Für Medienunternehmen eröffnet sich mit den smarten Assistenten ein neuer Nachrichtenkanal. Denn spricht man den Echo mit „Alexa, die Nachrichten bitte“ an, so bekommt man eine Zusammenfassung unterschiedlicher Nachrichtenquellen. Dazu gehört etwa die Audiospur der Tagesschau ebenso wie die gesammelten Podcasts des Economist. Gibt es keine Audiospur, so liest Alexa das geschriebene Wort mit Hilfe eines Text-to-Speech-Converters vor – etwa bei Inhalten von Onlinemedien wie spiegel.de oder n-tv.de. Ähnliche Funktionen kann man laut Sohnemann bei Google Home erwarten.Die Nachrichtenquellen können Alexa-Besitzer in einer dazugehörigen App auswählen. Auffällig dabei ist, dass unter den österreichischen Medien lediglich der ORF mit dem Radiosender Ö3 vertreten ist. Vom VÖZ heißt es auf Anfrage des HORIZONT, dass von den Mitgliedern derzeit keinerlei Pläne bekannt sind. Bei ProSiebenSat.1 PULS 4, dem offiziellen Vermarkter von Amazon Media in Österreich, möchte man die Pläne nicht kommentieren. Allgemein, so heißt es aus der Branche, ist man skeptisch: Dadurch würde ein neuer Kanal eröffnet werden, auf dem Medien ihre Inhalte gratis zur Verfügung stellen – denn derzeit fließt zwischen Amazon und den Medienunternehmen für die Bereitstellung von Inhalten für den Echo noch kein Geld. Bewegung könnte es hierzulande erst geben, wenn das Leistungsschutzrecht geklärt ist, so scheint es.

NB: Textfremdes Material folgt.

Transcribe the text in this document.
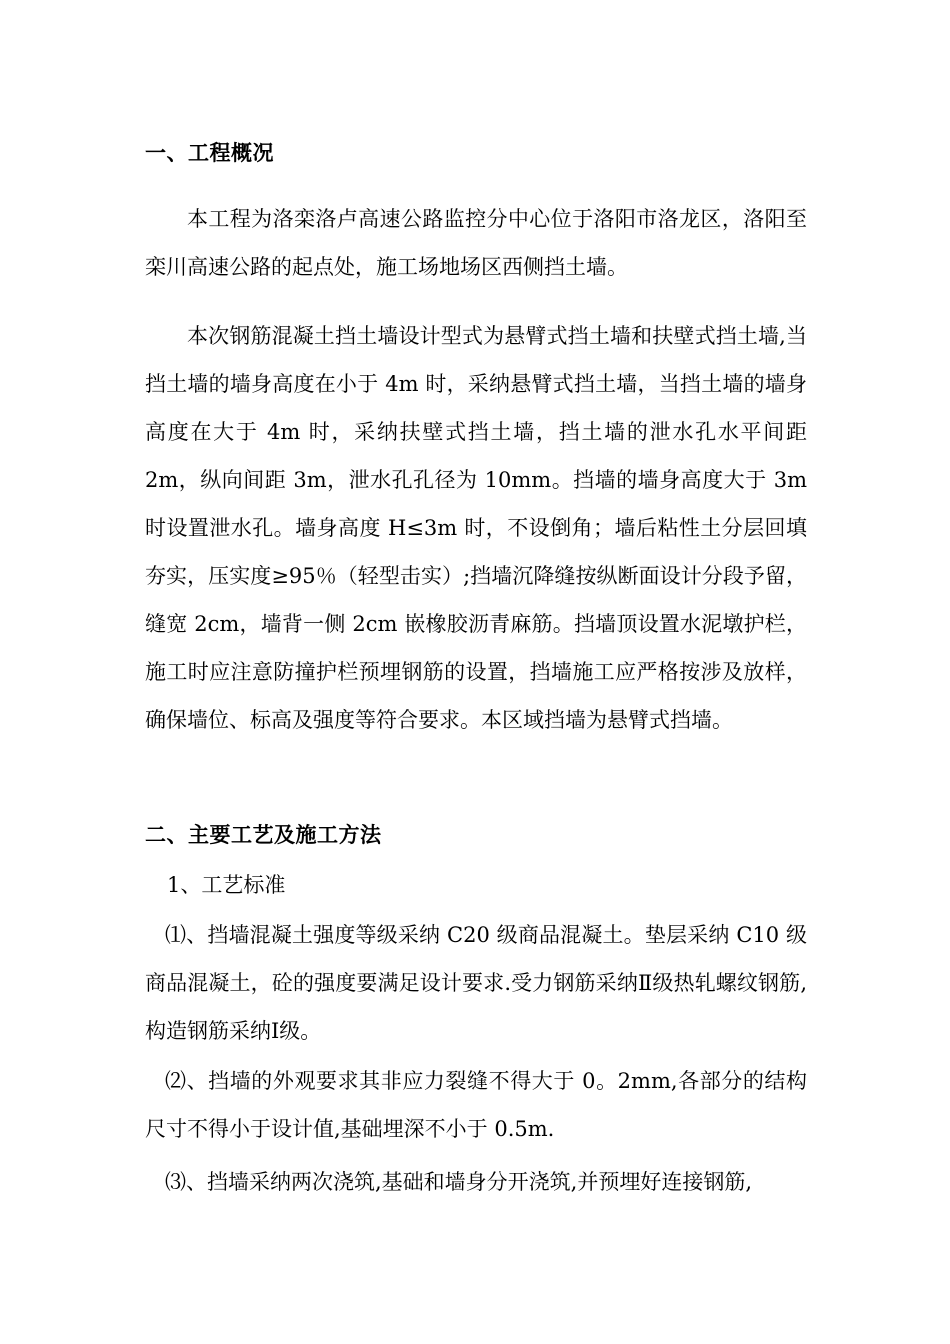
一、工程概况
本工程为洛栾洛卢高速公路监控分中心位于洛阳市洛龙区，洛阳至栾川高速公路的起点处，施工场地场区西侧挡土墙。
本次钢筋混凝土挡土墙设计型式为悬臂式挡土墙和扶壁式挡土墙,当挡土墙的墙身高度在小于 4m 时，采纳悬臂式挡土墙，当挡土墙的墙身高度在大于 4m 时，采纳扶壁式挡土墙，挡土墙的泄水孔水平间距 2m，纵向间距 3m，泄水孔孔径为 10mm。挡墙的墙身高度大于 3m 时设置泄水孔。墙身高度 H≤3m 时，不设倒角；墙后粘性土分层回填夯实，压实度≥95％（轻型击实）;挡墙沉降缝按纵断面设计分段予留，缝宽 2cm，墙背一侧 2cm 嵌橡胶沥青麻筋。挡墙顶设置水泥墩护栏，施工时应注意防撞护栏预埋钢筋的设置，挡墙施工应严格按涉及放样，确保墙位、标高及强度等符合要求。本区域挡墙为悬臂式挡墙。
二、主要工艺及施工方法
1、工艺标准
⑴、挡墙混凝土强度等级采纳 C20 级商品混凝土。垫层采纳 C10 级商品混凝土，砼的强度要满足设计要求.受力钢筋采纳Ⅱ级热轧螺纹钢筋,构造钢筋采纳Ⅰ级。
⑵、挡墙的外观要求其非应力裂缝不得大于 0。2mm,各部分的结构尺寸不得小于设计值,基础埋深不小于 0.5m.
⑶、挡墙采纳两次浇筑,基础和墙身分开浇筑,并预埋好连接钢筋,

Investition in die Zukunft

In Deutschland ist man anderer Meinung und sieht den smarten Lautsprecher als einen neuen Verbreitungskanal, der sich in Zukunft bewähren könnte. „Der Aufwand für die Implementierung hat weniger als einen Tag betragen“, sagt Matthias Streitz, geschäftsführender Redakteur bei Spiegel Online. Es musste ein RSS-Feed eingerichtet werden, der an Amazon geliefert wurde. Zusatzkosten entstehen vorerst keine mehr – anders wäre das, wenn man exklusive Inhalte für die Smart-Home-Geräte erstellen oder eine eigene Audiospur produzieren würde. Denn dafür müsste man eigens Sprecher bezahlen.Ein Vorteil des Pionierdaseins ist der Zugriff auf Datenmaterial: Wenn Amazon die Nutzung der spiegel.de-Inhalte auswertet, kann Streitz analysieren, ob sich weitere Investments rentieren. Auch glaubt er, dass sich das Geschäft monetarisieren ließe, wenn eine kritische Größe an Hörern erreicht wird – etwa, indem ähnlich wie bei Podcasts in den Audiofeeds Sponsoren genannt werden. Ähnlich dazu sieht man sich auch bei n-tv als Pionier: Der Echo ist hier der erste Versuch bei Smart Home, weitere Partnerschaften werden geprüft.

Callcenter 4.0

Indes hat Amazon eine weitere Tür geöffnet, nämlich für externe Entwickler von Chatbots. Diese können nun einen kostenlosen Dienst nutzen, bei dem in Sekundenschnelle Text in Sprache oder Sprache in Text umgewandelt wird. Der Chatbot lernt also sprechen: „Und dadurch wird er zugänglicher“, sagt Jakob Reiter, der als Gründer der Chatbot-Schmiede TheVentury unter anderem den Chatbot für Austrian Airlines entwickelt hat.Für Reiter ist es denkbar, dass diese Technologie etwa in Callcentern zur Anwendung kommt. Der Mensch spricht dann mit einem Chatbot, die Übersetzung zwischen beiden übernimmt Amazon. Bleibt nur zu hoffen, dass dann Missverständnisse des „Fantasti VanDamme“-Typs dann nicht mehr vorkommen.

Datenschutz:

„Das Problem mit neuen Technologien ist, dass immer eine Hurra-Mentalität gepflegt wird, ohne dass Rahmenbedingungen hinterfragt werden“, sagt Georg Markus Kainz, Präsident von q/uintessenz – ein auf Datenschutz fokussierter Verein, der unter anderem für die Verleihung der „Big Brother Awards“ bekannt ist. Smarte Assistenten wie der Amazon Echo sind etwa durchgehend eingeschaltet, mit dem Web verbunden und hören Geräusche in der Wohnung mit. Gefährlich kann dies werden, wenn Hacker das Gerät kapern und so die Wohnung belauschen können – auch der Einsatz eines Bundestrojaners wäre laut Kainz auf solchen Geräten denkbar. Und die IT-Konzerne selbst könnten die gewonnenen Daten ebenfalls weiterverwenden.